Great. Thank you, Mark. I do want to note, you know, we put these children and parents first. We're doing all we can to accelerate this product, to get it to market. We really believe in what we're doing here, and we put the patient, their families first. As we conclude today's session, the data from the Mission EB trial reinforce our belief that early intervention with CORDStrom can fundamentally change the disease trajectory for these children living with RDEB. We've seen encouraging results, including a 26% reduction in itch at six months, and significant beneficial effects in patients under the age of 10. We're now moving aggressively toward making CORDStrom the first systemic disease-modifying treatment available for the RDEB community. Our regulatory roadmap is clear.

We've already submitted our pre-submission package to the U.K. MHRA. We intend to file a full marketing authorization application by mid-summer of this year. Following this, we're targeting regulatory submissions in Europe, at the EMA and the U.S. FDA in the fourth quarter of this year. As Mark highlighted earlier, the truly exciting aspects of our platform is the tunability nature of CORDStrom. This flexibility allows us to optimize the therapy's anti-inflammatory and regenerative medicine properties, specifically for unique challenges of this disease. We hope to leverage this capability to develop more advanced versions of CORDStrom RDEB, which we believe will allow us to expand the use across broader EB spectrums in the future.

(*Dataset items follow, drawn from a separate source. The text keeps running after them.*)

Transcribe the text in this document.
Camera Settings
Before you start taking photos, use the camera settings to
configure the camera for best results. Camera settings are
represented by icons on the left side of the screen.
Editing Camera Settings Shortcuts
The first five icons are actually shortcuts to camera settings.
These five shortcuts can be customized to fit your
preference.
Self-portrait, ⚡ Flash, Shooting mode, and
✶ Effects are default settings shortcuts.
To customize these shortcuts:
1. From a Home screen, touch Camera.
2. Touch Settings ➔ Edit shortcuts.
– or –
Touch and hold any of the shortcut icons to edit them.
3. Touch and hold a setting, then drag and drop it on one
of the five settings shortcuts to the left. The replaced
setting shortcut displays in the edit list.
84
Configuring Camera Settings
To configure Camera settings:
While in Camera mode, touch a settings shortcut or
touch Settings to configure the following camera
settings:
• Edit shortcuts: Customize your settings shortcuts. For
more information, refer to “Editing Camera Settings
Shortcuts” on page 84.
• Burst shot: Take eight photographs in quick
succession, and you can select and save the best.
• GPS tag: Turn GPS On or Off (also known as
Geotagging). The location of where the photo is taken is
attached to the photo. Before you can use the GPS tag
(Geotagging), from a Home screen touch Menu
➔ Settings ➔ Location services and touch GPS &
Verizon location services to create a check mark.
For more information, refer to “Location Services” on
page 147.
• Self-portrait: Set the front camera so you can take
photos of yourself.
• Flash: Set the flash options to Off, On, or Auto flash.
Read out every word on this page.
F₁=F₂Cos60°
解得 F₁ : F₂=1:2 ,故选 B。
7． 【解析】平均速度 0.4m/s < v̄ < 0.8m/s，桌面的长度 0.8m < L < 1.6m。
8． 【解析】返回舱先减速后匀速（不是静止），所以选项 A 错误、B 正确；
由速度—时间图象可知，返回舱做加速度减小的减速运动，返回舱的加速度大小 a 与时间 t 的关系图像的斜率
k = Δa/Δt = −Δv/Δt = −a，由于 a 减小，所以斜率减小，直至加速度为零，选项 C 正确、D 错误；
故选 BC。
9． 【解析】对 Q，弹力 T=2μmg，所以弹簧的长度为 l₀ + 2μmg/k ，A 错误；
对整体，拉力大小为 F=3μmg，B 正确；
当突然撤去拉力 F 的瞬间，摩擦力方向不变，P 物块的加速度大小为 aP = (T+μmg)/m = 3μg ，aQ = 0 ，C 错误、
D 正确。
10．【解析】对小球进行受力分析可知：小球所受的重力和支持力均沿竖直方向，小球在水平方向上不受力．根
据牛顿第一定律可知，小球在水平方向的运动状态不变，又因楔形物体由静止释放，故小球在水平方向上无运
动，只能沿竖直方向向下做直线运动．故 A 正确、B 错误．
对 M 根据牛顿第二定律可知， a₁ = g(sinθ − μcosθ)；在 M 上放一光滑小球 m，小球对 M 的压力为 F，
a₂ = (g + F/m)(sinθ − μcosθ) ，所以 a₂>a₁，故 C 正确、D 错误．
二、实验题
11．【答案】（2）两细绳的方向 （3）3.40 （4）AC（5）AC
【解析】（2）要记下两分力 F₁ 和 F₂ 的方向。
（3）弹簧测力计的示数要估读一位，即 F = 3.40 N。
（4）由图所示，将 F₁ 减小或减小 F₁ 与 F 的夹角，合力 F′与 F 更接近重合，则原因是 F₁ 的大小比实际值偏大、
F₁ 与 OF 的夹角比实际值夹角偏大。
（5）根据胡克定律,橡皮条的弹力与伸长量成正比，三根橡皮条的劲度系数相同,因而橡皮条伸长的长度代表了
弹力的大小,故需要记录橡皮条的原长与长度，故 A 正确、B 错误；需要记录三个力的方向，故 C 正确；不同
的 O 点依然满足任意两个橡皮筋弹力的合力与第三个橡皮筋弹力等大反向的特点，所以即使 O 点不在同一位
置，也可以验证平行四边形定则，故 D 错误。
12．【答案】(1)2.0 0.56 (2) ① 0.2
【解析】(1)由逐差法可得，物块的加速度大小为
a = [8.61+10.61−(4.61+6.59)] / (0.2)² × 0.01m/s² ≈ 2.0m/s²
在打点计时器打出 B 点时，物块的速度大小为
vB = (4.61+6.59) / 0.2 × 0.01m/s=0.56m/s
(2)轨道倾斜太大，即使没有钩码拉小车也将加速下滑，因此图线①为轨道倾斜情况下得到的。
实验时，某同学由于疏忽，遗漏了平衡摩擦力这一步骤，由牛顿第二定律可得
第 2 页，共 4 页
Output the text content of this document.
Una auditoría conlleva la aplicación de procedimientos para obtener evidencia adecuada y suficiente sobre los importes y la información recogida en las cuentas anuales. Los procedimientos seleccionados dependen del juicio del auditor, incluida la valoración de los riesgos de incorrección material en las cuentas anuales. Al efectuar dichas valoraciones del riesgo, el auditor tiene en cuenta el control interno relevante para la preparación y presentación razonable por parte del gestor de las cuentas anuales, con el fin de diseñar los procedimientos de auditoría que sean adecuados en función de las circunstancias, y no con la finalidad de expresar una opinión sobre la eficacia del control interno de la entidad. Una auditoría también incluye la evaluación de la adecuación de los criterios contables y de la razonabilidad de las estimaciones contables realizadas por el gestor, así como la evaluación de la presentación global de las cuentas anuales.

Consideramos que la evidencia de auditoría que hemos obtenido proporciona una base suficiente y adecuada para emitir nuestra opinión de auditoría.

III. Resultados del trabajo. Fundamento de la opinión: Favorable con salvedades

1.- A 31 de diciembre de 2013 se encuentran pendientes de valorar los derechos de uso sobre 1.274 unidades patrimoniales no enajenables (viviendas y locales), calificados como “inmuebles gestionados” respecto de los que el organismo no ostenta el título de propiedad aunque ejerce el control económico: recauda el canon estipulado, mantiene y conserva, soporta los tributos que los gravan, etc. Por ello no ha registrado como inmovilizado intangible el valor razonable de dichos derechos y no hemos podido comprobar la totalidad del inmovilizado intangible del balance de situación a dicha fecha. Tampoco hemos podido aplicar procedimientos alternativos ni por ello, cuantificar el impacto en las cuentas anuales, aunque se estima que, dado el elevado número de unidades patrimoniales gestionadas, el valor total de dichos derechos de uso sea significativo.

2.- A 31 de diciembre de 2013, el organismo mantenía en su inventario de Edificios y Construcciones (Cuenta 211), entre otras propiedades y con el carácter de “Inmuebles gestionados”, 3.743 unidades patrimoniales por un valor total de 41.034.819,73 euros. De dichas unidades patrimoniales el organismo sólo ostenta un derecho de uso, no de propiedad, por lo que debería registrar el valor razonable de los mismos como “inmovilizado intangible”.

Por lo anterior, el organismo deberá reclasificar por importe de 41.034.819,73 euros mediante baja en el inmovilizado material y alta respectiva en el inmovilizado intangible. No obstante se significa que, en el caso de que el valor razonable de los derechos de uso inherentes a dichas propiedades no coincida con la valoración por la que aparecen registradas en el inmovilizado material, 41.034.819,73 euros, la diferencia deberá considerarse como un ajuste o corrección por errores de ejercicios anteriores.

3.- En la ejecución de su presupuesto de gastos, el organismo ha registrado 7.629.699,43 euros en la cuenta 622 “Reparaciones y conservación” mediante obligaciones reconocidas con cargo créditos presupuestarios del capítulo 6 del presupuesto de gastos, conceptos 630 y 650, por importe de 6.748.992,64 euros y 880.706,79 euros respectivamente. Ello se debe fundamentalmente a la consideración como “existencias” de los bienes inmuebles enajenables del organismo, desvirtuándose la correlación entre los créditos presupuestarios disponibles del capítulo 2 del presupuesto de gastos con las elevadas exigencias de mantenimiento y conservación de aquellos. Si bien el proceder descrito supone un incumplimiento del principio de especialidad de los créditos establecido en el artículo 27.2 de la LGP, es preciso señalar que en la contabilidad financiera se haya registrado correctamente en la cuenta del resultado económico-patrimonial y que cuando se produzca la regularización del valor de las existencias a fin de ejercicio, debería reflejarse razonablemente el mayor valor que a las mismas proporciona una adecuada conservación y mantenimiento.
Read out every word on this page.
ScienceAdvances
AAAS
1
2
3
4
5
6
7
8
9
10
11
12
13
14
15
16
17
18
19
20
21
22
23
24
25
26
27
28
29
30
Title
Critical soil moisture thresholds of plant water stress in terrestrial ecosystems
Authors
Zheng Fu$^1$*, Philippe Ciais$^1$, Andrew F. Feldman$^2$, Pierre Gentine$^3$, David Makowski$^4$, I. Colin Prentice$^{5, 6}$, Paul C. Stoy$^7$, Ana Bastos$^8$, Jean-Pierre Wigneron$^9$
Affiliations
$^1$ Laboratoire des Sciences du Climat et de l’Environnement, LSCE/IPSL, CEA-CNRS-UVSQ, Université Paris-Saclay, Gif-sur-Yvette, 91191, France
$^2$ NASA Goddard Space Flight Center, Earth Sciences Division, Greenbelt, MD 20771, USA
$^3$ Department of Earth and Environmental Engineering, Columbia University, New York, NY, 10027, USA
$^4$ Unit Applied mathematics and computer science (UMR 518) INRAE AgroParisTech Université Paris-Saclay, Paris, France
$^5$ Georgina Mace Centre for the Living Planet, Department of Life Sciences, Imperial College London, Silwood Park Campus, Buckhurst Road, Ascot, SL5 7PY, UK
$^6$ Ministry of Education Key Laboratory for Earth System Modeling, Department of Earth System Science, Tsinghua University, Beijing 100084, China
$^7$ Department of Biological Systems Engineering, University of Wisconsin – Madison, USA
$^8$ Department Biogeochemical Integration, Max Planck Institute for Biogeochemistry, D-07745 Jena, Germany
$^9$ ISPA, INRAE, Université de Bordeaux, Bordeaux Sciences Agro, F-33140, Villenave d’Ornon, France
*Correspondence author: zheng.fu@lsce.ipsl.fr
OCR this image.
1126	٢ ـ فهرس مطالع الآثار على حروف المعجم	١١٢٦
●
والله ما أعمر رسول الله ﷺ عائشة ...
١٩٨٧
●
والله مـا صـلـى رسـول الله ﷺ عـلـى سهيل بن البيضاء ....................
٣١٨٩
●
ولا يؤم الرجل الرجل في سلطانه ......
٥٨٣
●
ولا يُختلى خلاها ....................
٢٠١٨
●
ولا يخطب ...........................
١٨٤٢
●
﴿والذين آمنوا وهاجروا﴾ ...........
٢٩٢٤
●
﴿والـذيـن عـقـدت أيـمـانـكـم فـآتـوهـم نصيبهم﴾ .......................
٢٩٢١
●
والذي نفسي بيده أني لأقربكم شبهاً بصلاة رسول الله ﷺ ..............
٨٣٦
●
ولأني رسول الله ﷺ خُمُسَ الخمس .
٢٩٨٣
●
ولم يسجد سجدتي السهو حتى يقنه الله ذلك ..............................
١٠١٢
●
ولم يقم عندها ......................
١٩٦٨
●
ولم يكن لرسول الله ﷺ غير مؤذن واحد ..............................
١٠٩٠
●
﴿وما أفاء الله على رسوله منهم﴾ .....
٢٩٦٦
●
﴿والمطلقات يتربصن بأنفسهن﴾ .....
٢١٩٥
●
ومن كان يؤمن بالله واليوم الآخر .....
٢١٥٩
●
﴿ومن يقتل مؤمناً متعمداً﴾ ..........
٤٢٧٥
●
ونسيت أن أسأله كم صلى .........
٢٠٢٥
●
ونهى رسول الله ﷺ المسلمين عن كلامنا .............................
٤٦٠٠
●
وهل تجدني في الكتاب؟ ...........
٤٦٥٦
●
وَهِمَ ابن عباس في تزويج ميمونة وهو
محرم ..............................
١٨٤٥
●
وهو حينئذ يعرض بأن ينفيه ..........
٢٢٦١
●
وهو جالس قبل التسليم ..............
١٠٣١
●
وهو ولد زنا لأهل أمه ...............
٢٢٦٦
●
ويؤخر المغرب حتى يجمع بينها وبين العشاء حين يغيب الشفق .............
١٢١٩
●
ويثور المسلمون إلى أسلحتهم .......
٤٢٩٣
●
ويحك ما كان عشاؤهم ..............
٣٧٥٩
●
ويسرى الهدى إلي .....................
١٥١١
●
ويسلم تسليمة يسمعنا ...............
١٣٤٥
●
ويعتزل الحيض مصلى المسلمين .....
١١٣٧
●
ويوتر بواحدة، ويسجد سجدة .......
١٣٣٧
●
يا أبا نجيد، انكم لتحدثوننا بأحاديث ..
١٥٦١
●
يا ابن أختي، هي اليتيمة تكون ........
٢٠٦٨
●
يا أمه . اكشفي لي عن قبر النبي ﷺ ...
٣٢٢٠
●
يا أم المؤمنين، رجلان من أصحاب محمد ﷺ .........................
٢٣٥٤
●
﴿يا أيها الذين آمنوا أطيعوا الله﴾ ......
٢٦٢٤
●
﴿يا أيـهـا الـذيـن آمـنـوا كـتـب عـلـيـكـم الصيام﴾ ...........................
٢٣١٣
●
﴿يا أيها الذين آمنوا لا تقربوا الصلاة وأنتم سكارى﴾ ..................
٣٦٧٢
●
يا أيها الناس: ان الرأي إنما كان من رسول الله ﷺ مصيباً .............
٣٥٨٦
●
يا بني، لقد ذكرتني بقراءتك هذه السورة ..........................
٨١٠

By targeting this window of opportunity in early childhood, before the onset of life-threatening complications like squamous cell carcinoma, we aim to provide these families with more than just wound care. We aim to provide a better quality of life. I want to thank Dr. Lowdell for his groundbreaking invention, and Dr. Martinez, the entire clinical team, for their dedication to these patients. We remain relentlessly committed to delivering transformative solutions for these patients suffering from these devastating effects of RDEB. Our mission is to move beyond temporary relief and provide a systemic, disease-modifying therapy that fundamentally improves the lives of these children and their families. Thank you for your continued support of INmune Bio.